CHICAGO - Chicago police are expanding the use of new crime-fighting technology to more of the city's neighborhoods, the department announced Tuesday.
The new technology tools will effect police districts on the South and West sides.
Officers showed off the new Strategic Decision Support Centers last week. It combines intelligence from the streets along with cameras and gunshot detection to help officers track down criminals. It is just the second such center in the country.
The center uses ShotSpotter technology, which detects gunshots and sends the location to officers on a smartphone.
The technology has been in use in the Englewood (7) and Harrison (11) police districts in recent weeks. It will now be used in the Deering (9) and Austin (15) police districts with each district getting its own Strategic Decision Support Center and an expansion of pod cameras, police said.
Police are targeting the South and West sides, the areas that have seen the most crime.
At a news conference Tuesday afternoon, Chicago Police Superintendent Eddie Johnson said the Englewood district went eight straight days without a shooting in February, the longest stretch in the district in three years.

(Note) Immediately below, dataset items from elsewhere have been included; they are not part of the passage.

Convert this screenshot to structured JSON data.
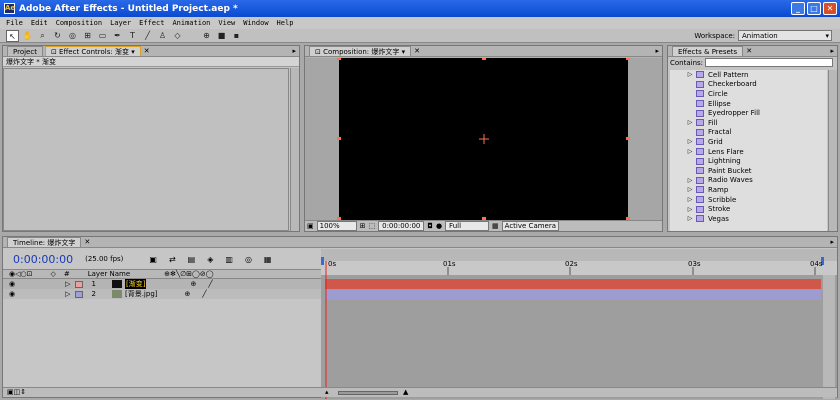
{
  "window": {
    "title": "Adobe After Effects - Untitled Project.aep *",
    "btn_min": "_",
    "btn_max": "□",
    "btn_close": "✕"
  },
  "menu": [
    "File",
    "Edit",
    "Composition",
    "Layer",
    "Effect",
    "Animation",
    "View",
    "Window",
    "Help"
  ],
  "workspace": {
    "label": "Workspace:",
    "value": "Animation"
  },
  "project_panel": {
    "tab_project": "Project",
    "tab_effects": "Effect Controls: 渐变",
    "breadcrumb": "爆炸文字 * 渐变"
  },
  "comp_panel": {
    "tab": "Composition: 爆炸文字",
    "zoom": "100%",
    "timecode": "0:00:00:00",
    "resolution": "Full",
    "camera": "Active Camera"
  },
  "effects_panel": {
    "tab": "Effects & Presets",
    "contains_label": "Contains:",
    "items": [
      {
        "label": "Cell Pattern",
        "expand": true
      },
      {
        "label": "Checkerboard",
        "expand": false
      },
      {
        "label": "Circle",
        "expand": false
      },
      {
        "label": "Ellipse",
        "expand": false
      },
      {
        "label": "Eyedropper Fill",
        "expand": false
      },
      {
        "label": "Fill",
        "expand": true
      },
      {
        "label": "Fractal",
        "expand": false
      },
      {
        "label": "Grid",
        "expand": true
      },
      {
        "label": "Lens Flare",
        "expand": true
      },
      {
        "label": "Lightning",
        "expand": false
      },
      {
        "label": "Paint Bucket",
        "expand": false
      },
      {
        "label": "Radio Waves",
        "expand": true
      },
      {
        "label": "Ramp",
        "expand": true
      },
      {
        "label": "Scribble",
        "expand": true
      },
      {
        "label": "Stroke",
        "expand": true
      },
      {
        "label": "Vegas",
        "expand": true
      }
    ]
  },
  "timeline": {
    "tab": "Timeline: 爆炸文字",
    "timecode": "0:00:00:00",
    "fps": "(25.00 fps)",
    "col_hash": "#",
    "col_layer_name": "Layer Name",
    "ruler": [
      "0s",
      "01s",
      "02s",
      "03s",
      "04s"
    ],
    "layers": [
      {
        "num": "1",
        "name": "[渐变]",
        "color": "#e8a0a0",
        "bar_color": "#d0584a"
      },
      {
        "num": "2",
        "name": "[背景.jpg]",
        "color": "#a0a0d8",
        "bar_color": "#9c9cd0"
      }
    ]
  }
}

Johnson also said the 15th district has seen a reduction in shooting.
"By basing our policing strategy on more proactive and predictive deployments, we can focus on the sources of our violent crime and ultimately make Chicago safer," said Superintendent Johnson. "The expansion of this technology into the 9th and 15th districts will allow us to make strategic deployment decisions and respond to incidents sooner, helping us reduce crime in our most challenging districts."
Johnson said now officers are arriving at the scene of shootings fast enough to still see gun smoke.

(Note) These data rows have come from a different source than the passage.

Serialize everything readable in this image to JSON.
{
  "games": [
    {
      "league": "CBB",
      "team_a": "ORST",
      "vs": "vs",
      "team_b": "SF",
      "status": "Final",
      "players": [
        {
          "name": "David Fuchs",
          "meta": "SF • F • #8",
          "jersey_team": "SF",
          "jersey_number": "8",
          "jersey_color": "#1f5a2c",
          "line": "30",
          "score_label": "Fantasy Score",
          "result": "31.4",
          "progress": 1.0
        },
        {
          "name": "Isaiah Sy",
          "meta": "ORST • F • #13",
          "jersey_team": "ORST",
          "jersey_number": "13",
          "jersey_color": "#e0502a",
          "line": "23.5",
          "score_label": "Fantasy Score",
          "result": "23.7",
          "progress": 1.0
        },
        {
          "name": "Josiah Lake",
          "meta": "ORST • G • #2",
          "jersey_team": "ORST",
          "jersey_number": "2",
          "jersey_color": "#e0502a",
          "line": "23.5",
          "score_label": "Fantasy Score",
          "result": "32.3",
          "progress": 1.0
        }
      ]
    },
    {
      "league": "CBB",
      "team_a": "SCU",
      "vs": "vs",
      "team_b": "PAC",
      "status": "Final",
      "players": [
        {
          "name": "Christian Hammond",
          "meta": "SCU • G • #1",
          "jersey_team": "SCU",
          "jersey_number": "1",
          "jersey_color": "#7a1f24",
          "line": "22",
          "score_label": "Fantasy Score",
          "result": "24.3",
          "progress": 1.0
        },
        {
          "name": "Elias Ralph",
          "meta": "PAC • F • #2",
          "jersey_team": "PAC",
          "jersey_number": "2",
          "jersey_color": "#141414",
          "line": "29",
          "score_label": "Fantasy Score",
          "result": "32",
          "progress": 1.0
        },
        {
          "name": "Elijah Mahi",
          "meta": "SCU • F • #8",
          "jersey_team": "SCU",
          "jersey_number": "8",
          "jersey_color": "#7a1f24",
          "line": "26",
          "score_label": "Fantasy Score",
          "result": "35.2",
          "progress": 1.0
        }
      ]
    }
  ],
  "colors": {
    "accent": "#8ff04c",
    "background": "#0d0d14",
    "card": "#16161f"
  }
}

In Englewood Monday morning, a 24-year-old man was shot and killed steps away from a police camera helping police detect gunshots. One neighbor said it is working.
"They get here quicker, they're responding quicker," he said.
Neighbors hope it will be the answer to years of crime getting more and more out of control.
"I believe they should patrol the neighborhood better because once they be in a neighborhood, they leave and they're gone all of them. I don't know if there's enough of them or not," said Derrick Austin.